Figure this one out: Only 39 percent of companies have advanced endpoint security protections in place, but 74 percent consider endpoints to be “most vulnerable” to a cyber-attack, a new report said. On top of that, 76 percent said the number of endpoints is rising.
In addition, 58 percent of respondents said traditional anti-virus defenses no longer address advanced targeted threats and only 19 percent believe they will play a vital role in the future, according to a survey by security firm, Promisec.
Just to add to the level of curiosity, 70 percent of IT professionals are either “highly” or “moderately” concerned about a potential security breach in the next year but only 32 percent said they are “well prepared” for a cyber-attack.
Of those surveyed, 74 percent consider endpoints, such as desktops, laptops and mobile devices, to be the “most vulnerable” part of the network. Only 32 percent of companies said they were able to complete Microsoft patch updates in less than a week even though these updates play a key role eliminating known vulnerabilities. Moreover, 34 percent said it took up to a month, 19 percent said it took over a month and 14 percent “never” achieved full rollout of updates. In spite of these endpoint security challenges, only 30 percent have a dedicated endpoint security budget.
More than half of respondents said there is a bigger need for security information and event management (SIEM) and/or advanced threat detection and correlation systems to have deeper endpoint analytics. The respondents categorized it as “very important” as endpoints are a common attack point and monitoring these points of entry are vital to identifying an attack and taking steps toward remediation.
A majority of VP and C-Level IT leaders surveyed indicated a heightened fear of a security breach in the coming year and acknowledged a rapidly shifting security landscape, which now includes endpoint security.
• 33 percent of VP and C-Level IT leaders surveyed said they have advanced endpoint protections in place but 75 percent said they have a need for deeper endpoint analytics to assist in threat detection.

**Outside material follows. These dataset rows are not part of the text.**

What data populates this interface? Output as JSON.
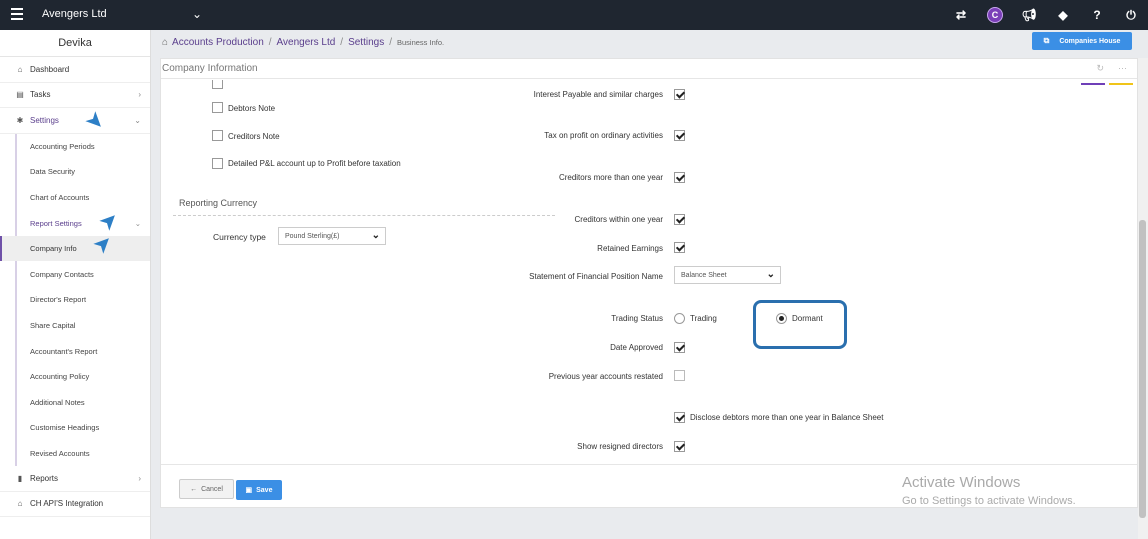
{
  "topbar": {
    "org_name": "Avengers Ltd",
    "icons": [
      "swap-icon",
      "c-app-icon",
      "megaphone-icon",
      "tag-icon",
      "help-icon",
      "power-icon"
    ],
    "c_letter": "C"
  },
  "sidebar": {
    "user": "Devika",
    "items": [
      {
        "label": "Dashboard",
        "icon": "home-icon"
      },
      {
        "label": "Tasks",
        "icon": "tasks-icon"
      },
      {
        "label": "Settings",
        "icon": "gear-icon"
      }
    ],
    "settings_sub": [
      "Accounting Periods",
      "Data Security",
      "Chart of Accounts",
      "Report Settings",
      "Company Info",
      "Company Contacts",
      "Director's Report",
      "Share Capital",
      "Accountant's Report",
      "Accounting Policy",
      "Additional Notes",
      "Customise Headings",
      "Revised Accounts"
    ],
    "bottom_items": [
      {
        "label": "Reports",
        "icon": "file-icon"
      },
      {
        "label": "CH API'S Integration",
        "icon": "home-icon"
      }
    ]
  },
  "breadcrumb": {
    "items": [
      "Accounts Production",
      "Avengers Ltd",
      "Settings"
    ],
    "current": "Business Info."
  },
  "companies_house_button": "Companies House",
  "panel": {
    "title": "Company Information",
    "left_checks": [
      {
        "label": "Debtors Note",
        "checked": false
      },
      {
        "label": "Creditors Note",
        "checked": false
      },
      {
        "label": "Detailed P&L account up to Profit before taxation",
        "checked": false
      }
    ],
    "reporting_currency_title": "Reporting Currency",
    "currency_type_label": "Currency type",
    "currency_value": "Pound Sterling(£)",
    "right_checks": [
      {
        "label": "Interest Payable and similar charges",
        "checked": true
      },
      {
        "label": "Tax on profit on ordinary activities",
        "checked": true
      },
      {
        "label": "Creditors more than one year",
        "checked": true
      },
      {
        "label": "Creditors within one year",
        "checked": true
      },
      {
        "label": "Retained Earnings",
        "checked": true
      }
    ],
    "sofp_label": "Statement of Financial Position Name",
    "sofp_value": "Balance Sheet",
    "trading_status_label": "Trading Status",
    "trading_option": "Trading",
    "dormant_option": "Dormant",
    "trading_selected": "Dormant",
    "date_approved_label": "Date Approved",
    "date_approved_checked": true,
    "prev_year_label": "Previous year accounts restated",
    "prev_year_checked": false,
    "disclose_label": "Disclose debtors more than one year in Balance Sheet",
    "disclose_checked": true,
    "show_resigned_label": "Show resigned directors",
    "show_resigned_checked": true
  },
  "footer": {
    "cancel": "Cancel",
    "save": "Save"
  },
  "watermark": {
    "line1": "Activate Windows",
    "line2": "Go to Settings to activate Windows."
  },
  "colors": {
    "topbar": "#1f2630",
    "accent_purple": "#5a3e8c",
    "primary_blue": "#3b8fe5",
    "highlight_blue": "#2a6fae"
  }
}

• Nearly 70 percent of VP and C-Level IT leaders put endpoints at the top of their most vulnerable list.
• A majority of VP and C-Level IT Leaders (83 percent) said antivirus solutions are not part of their future for protecting against advanced threats.
• 86 percent of VP and C-Level IT Leaders have a heightened fear of a breach over the next year.
“The security landscape continues to evolve in response to a new breed of more complex and sophisticated threats, where traditional blocking and prevention mechanisms, such as firewall, anti-virus and anti-malware software, are simply no longer enough to keep our networks safe,” said Dan Ross, chief executive of Promisec. “Our survey indicates that companies have begun to embrace endpoint security as a critical part of their total security portfolio, but have yet to adopt a robust endpoint monitoring and remediation infrastructure to address today’s most severe threats.”
Companies struggle to keep pace with advanced targeted threats:
• 55 percent of respondents say they are “not confident” that the security measures they have in place will protect against all scenarios.
• 40 percent of respondents said that they are only ‘modestly’ keeping up with BYOD and mobility trends as the number of endpoints increase on their network.
• 45 percent of respondents said there has been only a ‘modest increase’ in their companies stepping up its focus on security in response to threats but there are still possible gaps in security.
• 58 percent said employees are reasonably compliant and use caution but believe they could do a better job establishing and enforcing basic protocols.
• 56 percent of respondents said that patching, remediation, and compliance are the biggest challenges relative to endpoint security.